Salman Sarkar is a PhD student at the University of Haifa, affiliated with The Cognitive Development Laboratory (Hadad’s lab) and the Visual Attention and Cognition Laboratory (Yashar’s lab). He graduated from the University of Hyderabad and holds an Integrated MSc in Optometry and Vision Science. Salman investigates how the timing of visual experience influences perceptual mechanisms (natural priors (e.g., the oblique effect), depth cues integration, and cross-modal recalibration) by studying individuals with congenital and developmental cataracts. His research is conducted in collaboration with Aravind Eye Hospital in India, where he has access to a unique population of individuals with varying degrees of visual impairment. The impact of onset, duration, and type of deprivation on learning provides valuable insights into sensitive periods in neural development, during which sensory experience shapes the brain’s perceptual systems. This enhances the understanding of neural plasticity and informs therapeutic approaches for individuals with visual impairments.
Speech-Language Therapist and Audiologist, BA in Communication Disorders, and currently pursuing a Master’s degree. Professionally engaged in clinical work with children on the autism spectrum, focusing on communication and language development. Research interests center on sensory learning and temporal perception in autism, examined through time reproduction tasks in auditory and visual modalities.
I am currently in an accelerated program, completing my bachelor‘s degree in Therapy, Counselling, Human Development & Special Education, while starting my master’s in Autism and Developmental disabilities. I’m involved in studies investigating face perception in Autism and Prosopagnosia, including carrying out scientific prosopagnosia diagnosis. I plan to explore and study this topic in my master’s thesis, under the supervision of Prof. Bat-sheva Hadad and Dr. Marissa Hartston. In addition, I am part of the SPARC management team, a center that combines research with special communities.
Speech and Language Therapist (SLT) with 16 years of clinical experience within the field of Autistic Spectrum Disorders. My expertise lies in the field of non-verbal communication, Alternative Communication Systems and assessment of Autism. I am qualified to carry out the ADOS assessment and have been involved in many research projects through ADOS evaluations. I study face processing in individuals diagnosed with ASD. Specifically my studies track the developmental trends in the interactive relations of the perception of facial identity and facial expressions, both in typically developing children and in those diagnosed with autism.
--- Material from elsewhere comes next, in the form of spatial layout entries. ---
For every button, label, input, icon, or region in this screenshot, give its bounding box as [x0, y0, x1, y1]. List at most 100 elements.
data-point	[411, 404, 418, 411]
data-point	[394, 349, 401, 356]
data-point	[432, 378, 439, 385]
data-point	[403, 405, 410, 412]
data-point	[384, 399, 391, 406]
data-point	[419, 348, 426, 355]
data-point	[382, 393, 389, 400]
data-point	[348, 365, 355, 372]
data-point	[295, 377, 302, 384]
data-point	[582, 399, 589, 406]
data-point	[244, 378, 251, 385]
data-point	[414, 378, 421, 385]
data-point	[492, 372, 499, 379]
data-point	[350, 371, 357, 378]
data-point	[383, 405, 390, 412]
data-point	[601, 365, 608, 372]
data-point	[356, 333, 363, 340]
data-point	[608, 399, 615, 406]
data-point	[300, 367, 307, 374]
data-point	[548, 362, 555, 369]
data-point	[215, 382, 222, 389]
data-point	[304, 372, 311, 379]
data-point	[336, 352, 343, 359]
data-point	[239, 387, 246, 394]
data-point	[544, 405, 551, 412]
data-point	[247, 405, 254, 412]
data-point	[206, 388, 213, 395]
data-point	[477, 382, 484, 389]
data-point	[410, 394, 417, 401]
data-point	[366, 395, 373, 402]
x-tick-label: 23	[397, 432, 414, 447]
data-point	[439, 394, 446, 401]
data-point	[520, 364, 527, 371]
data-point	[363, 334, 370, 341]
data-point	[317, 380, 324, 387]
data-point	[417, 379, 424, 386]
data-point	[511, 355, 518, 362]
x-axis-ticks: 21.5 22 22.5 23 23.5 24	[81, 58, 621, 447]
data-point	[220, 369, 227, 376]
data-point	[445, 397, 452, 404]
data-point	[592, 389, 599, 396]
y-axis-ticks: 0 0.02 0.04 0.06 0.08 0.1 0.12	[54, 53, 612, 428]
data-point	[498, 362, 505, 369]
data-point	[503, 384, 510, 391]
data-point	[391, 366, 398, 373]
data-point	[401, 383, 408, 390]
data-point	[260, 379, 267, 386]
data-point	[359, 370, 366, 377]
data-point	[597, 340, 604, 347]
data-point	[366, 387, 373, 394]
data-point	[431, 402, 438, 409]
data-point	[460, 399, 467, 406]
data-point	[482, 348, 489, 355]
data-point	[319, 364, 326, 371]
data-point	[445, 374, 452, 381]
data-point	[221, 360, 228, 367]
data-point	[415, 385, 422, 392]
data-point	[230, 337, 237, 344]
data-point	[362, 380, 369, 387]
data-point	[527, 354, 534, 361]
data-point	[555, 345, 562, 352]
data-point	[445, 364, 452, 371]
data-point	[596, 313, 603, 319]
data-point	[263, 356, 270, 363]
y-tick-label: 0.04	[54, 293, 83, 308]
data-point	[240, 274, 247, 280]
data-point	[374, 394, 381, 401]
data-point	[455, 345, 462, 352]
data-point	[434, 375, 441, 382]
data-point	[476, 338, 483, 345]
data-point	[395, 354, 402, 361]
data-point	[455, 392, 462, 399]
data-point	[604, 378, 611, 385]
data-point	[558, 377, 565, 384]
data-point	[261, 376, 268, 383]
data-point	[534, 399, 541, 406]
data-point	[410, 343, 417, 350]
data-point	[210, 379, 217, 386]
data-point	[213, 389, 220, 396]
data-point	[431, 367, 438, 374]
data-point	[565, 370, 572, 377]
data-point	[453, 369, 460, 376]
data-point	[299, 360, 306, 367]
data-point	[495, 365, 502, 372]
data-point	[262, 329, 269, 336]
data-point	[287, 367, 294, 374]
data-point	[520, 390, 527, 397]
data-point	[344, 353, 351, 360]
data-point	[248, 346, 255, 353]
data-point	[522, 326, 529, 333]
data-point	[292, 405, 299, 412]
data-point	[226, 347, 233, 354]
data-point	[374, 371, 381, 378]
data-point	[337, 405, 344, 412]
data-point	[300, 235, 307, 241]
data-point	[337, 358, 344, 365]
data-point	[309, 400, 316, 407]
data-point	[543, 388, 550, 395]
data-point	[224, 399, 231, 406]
Laurina Fazioli is a research associate in the School of Developmental Diversity in Education and a post-doctoral researcher in the School of Psychological Sciences at the University of Haifa. She completed her B.A. in Psychology and M.A. in Research in Clinical Neurosciences and Neuropsychology at the University Grenoble Alpes, in France. She completed her Ph.D. in 2025 in Hadad’s and Yashar’s lab. In her Ph.D. research, she investigated perceptual decision-making in autism spectrum disorder using an integrative framework combining behavioral tasks, computational models, and psychophysics. Her current research in the lab focuses on the mechanisms underlying atypical perception in autism. Specifically, she investigates whether and how long- and short-term contextual information (i.e., priors) affects the way autistic and non-autistic individuals engage with their environment.